«Mamá ya no quiero comer, las princesas no son gordas», una frase que me mató. Tragué saliva, sí, a mí también me estaba pasando. Le pregunté que de dónde sacaba eso, me contestó «no quiero tener panza».
No había más, mi hija repitió lo que escuchó. Desde ese día dejé de hacer una dieta (aunque por mi trabajo y mi autoestima varias veces me sometí a alguna) esta vez no había marcha atrás.
«Deja de hacer maratones, que los haga mi papá», otra frase que me tiró al suelo. ¿Por qué me lo pidió? Por la terrible ansiedad que ya me causaba contar números para todo. Números para el kilometraje, números para los días de entrenamiento, números para bajar los tiempos, números para la báscula y correr más rápido, números para las horas de entrenamiento, números, números, números…mi cabeza entró en una crisis de ansiedad por mis encuentros futuros con el running y ya no hablaba de otra cosa más que de eso. ¡Me volví monotemática!

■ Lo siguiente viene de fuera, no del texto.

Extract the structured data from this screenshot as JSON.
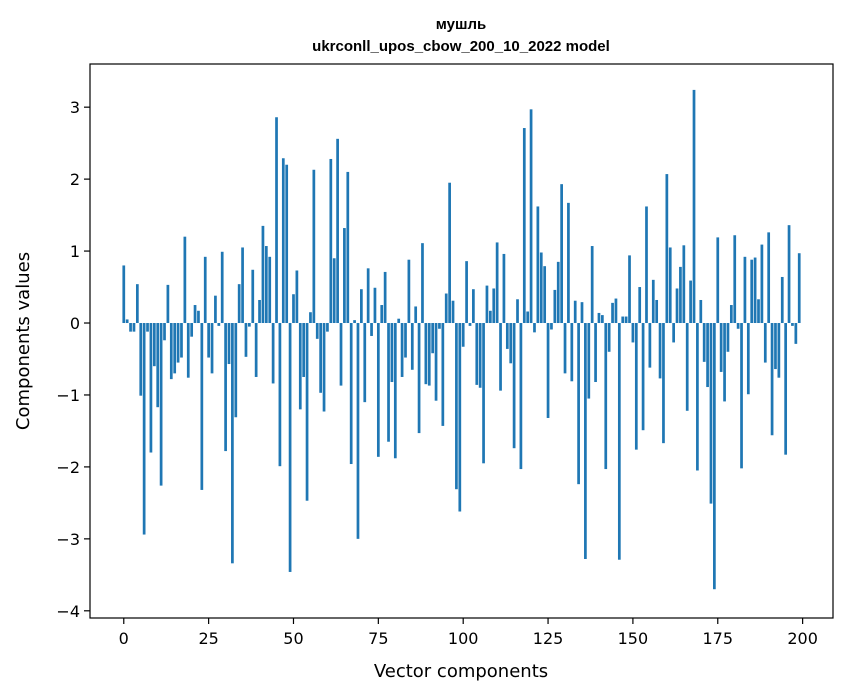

Fue así como esos diálogos internos donde yo misma me saboteaba al exigirme un cierto peso y que luego los decía en voz alta cuando llegaba a la cocina y pensaba que debía comer todavía mejor porque si no, nunca dejaría de ser una tortuga corredora, los tuve que vetar de mi discurso abrumador. Me prometí que esta boca jamás volvería a decir que «debía bajar de peso» y al contrario, debía demostrarle a mi hija que así soy perfecta. Entonces, empecé a estudiar el lado biomecánico de la agricultura para entender la parte espiritual de los alimentos…obvio no iba a volverme una comedora compulsiva, sino que iba a demostrarle el arte de comer de forma equilibrada para vivir sin comerme las emociones.
Me replanteé mi relación con la carrera. Digamos que crecí emocionalmente y le encontré el lado filosófico al running. Alguna vez leí a mi amiga Dafne Tenorio decir que amaba a las personas para las que el maratón no era un acto de bravuconería sino un momento espiritual. Eso era exactamente lo que yo quería que mi hija entendiera. Se corre para aprender, no para ofender, y no me refiero a los demás, sino para ofenderte a ti mismo. El cuerpo es el lugar sagrado de todas las mujeres, siempre se lo he dicho, ¿entonces por qué me torturaba con dietas y números?
Correr me ha enseñado a ser honesta conmigo misma y ese doble discurso no podía mantenerlo más. ¿Y saben qué pasó cuando cambié mi actitud? Sorpresivamente bajé de peso como nunca y cuando dejé los números a un lado, correr 5, 10, 15, 20 kms se fueron como agua, se disfrutaron como antes.
Un día llegué a casa y mi hija me dijo: «qué bueno que fuiste a correr, estás muy contenta». Y mientras arreglaba su cuarto, apareció frente a mí con un mameluco y unos tenis puestos, me advirtió: «quiero ser corredora». Casi lloro.
La mayoría de las mujeres siempre tenemos ese pensamiento (a veces obsesivo) en la cabeza de querer estar más flacas y yo también lo pasé, una tortura socialmente aceptable. Aprendí a aceptar mi cuerpo ahora que soy mamá y no quiero que ella nunca más se trague estos complejos que la sociedad nos ha impuesto. Las mujeres somos perfectas y aunque muchas como yo tengamos el síndrome de la Super Woman (una guerra interminable con nuestro ego), al final, nos volvemos ejemplos de nuestras hijas. Y no, no quiero verla teniendo una relación de odio con la báscula ni con la comida. Ella vale más que eso, todas lo valemos.
Así que adiós dietas y números, ¡a disfrutar de la vida! Eso quiero que siempre lo lleve grabado en su memoria. Llevar una vida saludable no implica que tengas que tener el cuerpo de una Barbie irreal ni tampoco ser una buena deportista es que tengas que vivir obsesionada por los tiempos. Creo que la vida me hizo madurar.
Ser mamá vale más que todas las medallas del mundo, ser una buena mamá es la medalla que quiero conquistar.